In Australia we have things called MISs - which is an acronym for Managed Investment Schemes. An MIS collects money from a variety of people and invests it in a long term farming or forestry enterprise.
An MIS is organised and managed by something called a Responsible Entity or RE. Turns out these companies would be better named IEs - for Irresponsible Entities. Quite a number of them have failed - part way through their projects. RE's for MISs sold by Great Southern, Timbercorp and EnvironInvest have run out of money and passed into a most complicated insolvency situation.
In the end though, who is really at fault? There are at least 3 candidates:
- the scheme promoters - who usually also own the RE
- the government that set up the regulatory framework
- the investors
- They were sold using discounted cash flow (DCF) forecasts of return in a set of circumstances where costs were near and certain and income distant and uncertain. In such circumstances DCF is mildly interesting, but basically useless - as an investment analysis tool. Seeing how the sales material focussed on forecast IRRs made me very nervous.
- The scheme structures involved promoters taking their returns early and investors getting their returns later. This violates a common sense principle that you try to understand and verify the value of what you're buying before you hand over your money.
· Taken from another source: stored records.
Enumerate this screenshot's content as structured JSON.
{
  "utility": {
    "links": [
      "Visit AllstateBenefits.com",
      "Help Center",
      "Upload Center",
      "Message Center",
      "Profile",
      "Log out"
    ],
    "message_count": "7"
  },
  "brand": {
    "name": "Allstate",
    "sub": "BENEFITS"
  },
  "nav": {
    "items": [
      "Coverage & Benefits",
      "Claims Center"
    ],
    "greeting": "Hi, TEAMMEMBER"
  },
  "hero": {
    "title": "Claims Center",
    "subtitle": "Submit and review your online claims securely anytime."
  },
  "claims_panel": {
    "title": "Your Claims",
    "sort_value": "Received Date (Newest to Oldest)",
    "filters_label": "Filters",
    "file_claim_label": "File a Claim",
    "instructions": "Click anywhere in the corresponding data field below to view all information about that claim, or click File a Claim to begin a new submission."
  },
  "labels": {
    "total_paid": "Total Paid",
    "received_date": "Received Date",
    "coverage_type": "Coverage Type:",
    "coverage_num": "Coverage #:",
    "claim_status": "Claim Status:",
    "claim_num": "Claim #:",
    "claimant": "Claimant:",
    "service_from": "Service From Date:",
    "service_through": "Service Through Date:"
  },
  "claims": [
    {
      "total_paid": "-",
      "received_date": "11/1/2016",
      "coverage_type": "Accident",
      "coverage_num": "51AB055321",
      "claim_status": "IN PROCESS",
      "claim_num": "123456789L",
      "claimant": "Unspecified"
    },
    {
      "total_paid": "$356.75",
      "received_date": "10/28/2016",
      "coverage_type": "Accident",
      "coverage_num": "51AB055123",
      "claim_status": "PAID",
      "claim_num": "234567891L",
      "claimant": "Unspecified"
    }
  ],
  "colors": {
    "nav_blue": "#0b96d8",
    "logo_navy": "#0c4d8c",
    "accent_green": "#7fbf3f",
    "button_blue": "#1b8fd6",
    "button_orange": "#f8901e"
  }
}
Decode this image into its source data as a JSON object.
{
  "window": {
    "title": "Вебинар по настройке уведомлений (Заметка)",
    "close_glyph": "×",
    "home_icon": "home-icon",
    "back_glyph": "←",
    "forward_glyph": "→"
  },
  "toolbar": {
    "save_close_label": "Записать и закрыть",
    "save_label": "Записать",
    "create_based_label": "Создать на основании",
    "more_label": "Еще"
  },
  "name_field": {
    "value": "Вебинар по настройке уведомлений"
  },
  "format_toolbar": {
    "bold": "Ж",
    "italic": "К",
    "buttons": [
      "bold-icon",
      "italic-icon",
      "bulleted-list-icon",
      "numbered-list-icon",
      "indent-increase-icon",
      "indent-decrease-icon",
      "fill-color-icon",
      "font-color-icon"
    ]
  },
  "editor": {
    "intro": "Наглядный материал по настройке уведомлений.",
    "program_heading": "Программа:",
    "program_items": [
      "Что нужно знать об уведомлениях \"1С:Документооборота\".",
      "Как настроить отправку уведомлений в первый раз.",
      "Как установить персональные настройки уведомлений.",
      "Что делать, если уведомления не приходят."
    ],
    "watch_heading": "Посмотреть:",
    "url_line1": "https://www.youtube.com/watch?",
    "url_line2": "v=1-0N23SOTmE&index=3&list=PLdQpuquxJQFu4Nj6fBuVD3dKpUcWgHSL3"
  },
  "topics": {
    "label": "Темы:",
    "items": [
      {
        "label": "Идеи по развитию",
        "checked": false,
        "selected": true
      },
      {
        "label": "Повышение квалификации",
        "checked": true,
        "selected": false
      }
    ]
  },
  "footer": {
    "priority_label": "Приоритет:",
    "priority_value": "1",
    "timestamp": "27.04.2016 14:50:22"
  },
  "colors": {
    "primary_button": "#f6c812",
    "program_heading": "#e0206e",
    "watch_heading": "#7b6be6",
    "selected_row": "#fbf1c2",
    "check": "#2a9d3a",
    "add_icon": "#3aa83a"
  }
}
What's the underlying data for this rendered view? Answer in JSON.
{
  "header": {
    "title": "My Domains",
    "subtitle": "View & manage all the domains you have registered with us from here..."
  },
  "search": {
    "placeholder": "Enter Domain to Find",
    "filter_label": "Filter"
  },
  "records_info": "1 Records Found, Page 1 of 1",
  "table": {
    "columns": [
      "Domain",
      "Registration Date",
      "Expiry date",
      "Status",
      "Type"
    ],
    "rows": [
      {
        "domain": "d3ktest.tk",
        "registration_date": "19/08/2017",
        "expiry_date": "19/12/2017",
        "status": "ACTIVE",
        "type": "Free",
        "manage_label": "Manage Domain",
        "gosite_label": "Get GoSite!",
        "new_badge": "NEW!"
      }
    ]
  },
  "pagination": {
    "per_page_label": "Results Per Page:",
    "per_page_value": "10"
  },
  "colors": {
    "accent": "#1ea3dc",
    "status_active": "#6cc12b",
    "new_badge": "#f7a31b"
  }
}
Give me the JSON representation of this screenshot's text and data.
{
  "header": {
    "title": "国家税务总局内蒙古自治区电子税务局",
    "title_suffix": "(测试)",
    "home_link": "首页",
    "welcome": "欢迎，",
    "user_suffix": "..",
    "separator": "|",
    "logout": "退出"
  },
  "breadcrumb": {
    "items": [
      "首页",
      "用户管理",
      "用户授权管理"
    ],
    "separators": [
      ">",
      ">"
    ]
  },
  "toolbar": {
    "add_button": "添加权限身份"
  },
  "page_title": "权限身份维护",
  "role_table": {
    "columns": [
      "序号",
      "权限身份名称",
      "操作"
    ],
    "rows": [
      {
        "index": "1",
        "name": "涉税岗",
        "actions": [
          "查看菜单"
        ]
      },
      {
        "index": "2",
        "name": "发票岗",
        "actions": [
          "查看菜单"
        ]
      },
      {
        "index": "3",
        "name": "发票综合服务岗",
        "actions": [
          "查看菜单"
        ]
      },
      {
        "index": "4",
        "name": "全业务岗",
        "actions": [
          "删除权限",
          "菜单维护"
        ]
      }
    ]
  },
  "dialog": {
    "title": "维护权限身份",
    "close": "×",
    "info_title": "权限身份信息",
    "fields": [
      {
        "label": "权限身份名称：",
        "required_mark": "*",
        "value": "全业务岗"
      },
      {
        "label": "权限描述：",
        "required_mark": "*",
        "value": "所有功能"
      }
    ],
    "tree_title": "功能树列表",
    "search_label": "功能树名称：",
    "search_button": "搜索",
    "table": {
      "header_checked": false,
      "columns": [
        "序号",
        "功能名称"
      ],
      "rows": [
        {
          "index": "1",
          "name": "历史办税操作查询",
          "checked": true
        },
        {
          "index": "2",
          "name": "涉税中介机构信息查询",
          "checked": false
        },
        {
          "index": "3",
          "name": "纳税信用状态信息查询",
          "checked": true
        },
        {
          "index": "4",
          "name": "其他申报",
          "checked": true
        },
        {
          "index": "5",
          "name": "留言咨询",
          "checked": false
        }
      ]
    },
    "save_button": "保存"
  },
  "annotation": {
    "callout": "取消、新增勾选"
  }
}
- Of course investors did get one source of immediate value - a current year tax deduction. Now I value a legitimate tax deduction as much as anyone, but the way this was done was another warning bell. Investors' dislike of writing a cheque to the ATO was being manipulated - and they ended up writing cheques to spivs promising returns over a decade later.
- The regulation that governed MIS clearly didn't do what it purported to do. It held out that it could protect the interests of investors - when Blind Freddy should have been able to see the structural flaws.